A rate hike by the Federal Reserve could spark trillions of dollars worth of cross-border capital flows. Photo: Tischenko Irina / Shutterstock
By most accounts, the Federal Reserve will likely raise rates for the first time in nearly a decade at its next meeting later this month. The CME Group’s FedWatch tool puts the chance of a rate hike in December at 78 percent.
This impending rate hike is a big deal because it comes after years of near-zero interest rates following the worst financial crisis in nearly a century. Since then the Fed has embarked on an unprecedented central banking journey known as quantitative easing in order to jumpstart the U.S. economy. As such, even the mechanics by which the Fed raises rates when the time comes will be historic, uncharted territory.

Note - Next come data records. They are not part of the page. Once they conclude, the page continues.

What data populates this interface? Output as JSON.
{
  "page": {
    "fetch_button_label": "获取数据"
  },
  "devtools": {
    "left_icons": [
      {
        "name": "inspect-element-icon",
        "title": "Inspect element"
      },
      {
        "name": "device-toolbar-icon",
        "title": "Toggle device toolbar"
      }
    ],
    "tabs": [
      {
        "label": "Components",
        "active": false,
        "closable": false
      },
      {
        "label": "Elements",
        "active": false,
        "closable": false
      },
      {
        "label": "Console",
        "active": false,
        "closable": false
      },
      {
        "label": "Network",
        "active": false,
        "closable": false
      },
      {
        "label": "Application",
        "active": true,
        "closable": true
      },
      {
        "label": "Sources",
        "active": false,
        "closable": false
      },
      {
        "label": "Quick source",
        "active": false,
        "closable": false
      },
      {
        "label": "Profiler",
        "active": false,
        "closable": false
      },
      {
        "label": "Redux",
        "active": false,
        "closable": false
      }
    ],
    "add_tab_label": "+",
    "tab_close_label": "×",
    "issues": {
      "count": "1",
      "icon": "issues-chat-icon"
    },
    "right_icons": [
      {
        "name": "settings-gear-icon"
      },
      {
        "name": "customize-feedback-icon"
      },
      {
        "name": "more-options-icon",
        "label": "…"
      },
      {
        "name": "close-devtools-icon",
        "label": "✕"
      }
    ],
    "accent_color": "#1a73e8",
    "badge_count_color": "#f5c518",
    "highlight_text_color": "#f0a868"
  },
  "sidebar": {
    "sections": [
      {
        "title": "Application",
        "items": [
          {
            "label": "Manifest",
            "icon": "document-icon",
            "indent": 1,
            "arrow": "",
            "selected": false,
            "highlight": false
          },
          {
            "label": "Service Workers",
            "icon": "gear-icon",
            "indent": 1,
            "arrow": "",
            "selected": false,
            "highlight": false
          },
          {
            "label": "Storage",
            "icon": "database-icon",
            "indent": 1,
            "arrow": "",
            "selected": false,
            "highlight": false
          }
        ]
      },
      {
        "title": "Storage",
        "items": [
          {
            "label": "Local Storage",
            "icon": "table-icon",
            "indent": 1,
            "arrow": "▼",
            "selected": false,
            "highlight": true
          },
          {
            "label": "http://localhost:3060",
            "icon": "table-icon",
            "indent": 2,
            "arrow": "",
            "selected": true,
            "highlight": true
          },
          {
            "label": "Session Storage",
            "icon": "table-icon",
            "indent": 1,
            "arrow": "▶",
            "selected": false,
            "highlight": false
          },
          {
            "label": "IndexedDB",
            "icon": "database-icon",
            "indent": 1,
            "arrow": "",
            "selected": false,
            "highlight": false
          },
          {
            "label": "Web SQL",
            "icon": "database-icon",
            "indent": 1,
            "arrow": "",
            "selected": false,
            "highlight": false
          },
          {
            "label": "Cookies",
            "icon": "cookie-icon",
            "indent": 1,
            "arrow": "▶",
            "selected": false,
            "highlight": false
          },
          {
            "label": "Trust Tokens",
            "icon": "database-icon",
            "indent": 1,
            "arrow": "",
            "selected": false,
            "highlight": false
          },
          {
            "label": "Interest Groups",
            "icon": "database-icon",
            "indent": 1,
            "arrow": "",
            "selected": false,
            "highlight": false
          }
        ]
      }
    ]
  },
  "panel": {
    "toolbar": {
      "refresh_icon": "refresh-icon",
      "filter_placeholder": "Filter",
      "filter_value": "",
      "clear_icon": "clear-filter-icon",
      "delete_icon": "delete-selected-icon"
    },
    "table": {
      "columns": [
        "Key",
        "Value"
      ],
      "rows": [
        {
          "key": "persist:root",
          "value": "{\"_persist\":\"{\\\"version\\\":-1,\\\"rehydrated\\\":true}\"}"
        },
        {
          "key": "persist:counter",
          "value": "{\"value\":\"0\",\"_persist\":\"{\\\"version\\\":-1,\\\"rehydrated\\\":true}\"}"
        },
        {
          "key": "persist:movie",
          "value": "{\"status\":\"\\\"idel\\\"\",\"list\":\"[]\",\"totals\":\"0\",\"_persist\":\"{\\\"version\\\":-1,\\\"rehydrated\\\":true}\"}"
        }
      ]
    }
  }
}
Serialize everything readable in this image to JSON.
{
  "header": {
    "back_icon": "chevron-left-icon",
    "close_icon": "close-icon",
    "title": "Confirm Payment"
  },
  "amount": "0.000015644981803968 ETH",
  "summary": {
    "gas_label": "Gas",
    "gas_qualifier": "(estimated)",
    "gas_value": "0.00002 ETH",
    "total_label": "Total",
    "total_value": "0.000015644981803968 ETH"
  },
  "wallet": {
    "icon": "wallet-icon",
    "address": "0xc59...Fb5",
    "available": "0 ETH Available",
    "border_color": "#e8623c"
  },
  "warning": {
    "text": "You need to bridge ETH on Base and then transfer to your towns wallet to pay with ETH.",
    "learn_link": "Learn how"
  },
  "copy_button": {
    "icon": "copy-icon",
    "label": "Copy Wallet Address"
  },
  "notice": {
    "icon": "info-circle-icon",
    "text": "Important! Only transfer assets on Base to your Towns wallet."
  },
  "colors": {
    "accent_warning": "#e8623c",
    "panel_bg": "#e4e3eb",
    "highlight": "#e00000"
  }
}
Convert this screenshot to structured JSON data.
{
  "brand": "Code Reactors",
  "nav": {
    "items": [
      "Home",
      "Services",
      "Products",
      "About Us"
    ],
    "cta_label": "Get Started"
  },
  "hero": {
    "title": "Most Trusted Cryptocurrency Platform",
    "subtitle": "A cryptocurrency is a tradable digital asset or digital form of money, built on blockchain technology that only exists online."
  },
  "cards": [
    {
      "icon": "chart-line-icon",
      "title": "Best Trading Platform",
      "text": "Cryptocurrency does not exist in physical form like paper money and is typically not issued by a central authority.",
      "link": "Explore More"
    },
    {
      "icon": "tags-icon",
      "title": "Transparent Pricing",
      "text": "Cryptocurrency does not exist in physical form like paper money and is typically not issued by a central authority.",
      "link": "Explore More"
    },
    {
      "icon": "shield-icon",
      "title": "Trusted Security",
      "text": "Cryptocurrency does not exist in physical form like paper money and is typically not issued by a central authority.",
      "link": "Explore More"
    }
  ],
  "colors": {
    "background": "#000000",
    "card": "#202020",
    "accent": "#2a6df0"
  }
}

But aside from all the cultural significance and technical complexity, the rate hike’s impact on cross-border capital flows is relatively straightforward—where we see capital outflows from emerging markets and Europe accelerate as money floods into the U.S.
After the the Great Recession, with rates at record lows and the Fed Chair Ben Bernanke beginning his bond-buying program, hot money fled the U.S. in search of higher returns. Much of that capital ended up in emerging markets. According to the IMF, $4.5 trillion of gross capital flowed into developing economies between 2009 and 2013, which represents half of all capital flows during that period.
The recipients of those capital flows like Malaysia are now experiencing slow downs and with an expected Fed rate hike in the near future, all that capital will likely flow the other way back into the U.S. And those flows could be compounded by weakened, over-leveraged emerging economies and perceived economic strength and stability in the U.S. Those outbound flows would then further weaken those developing economies, creating a debilitating cycle.
“Once the Fed moves, investors will move money back into the U.S., depriving emerging markets of capital,” the WSJ reports, adding that this will then further “weaken their currencies and send inflation higher.”
Then there’s Europe, which has experienced deflation and double-dip recessions forcing the ECB to start up another round of quantitative easing, reports The Economist, prompting capital to flow stateside from the Old Continent as well.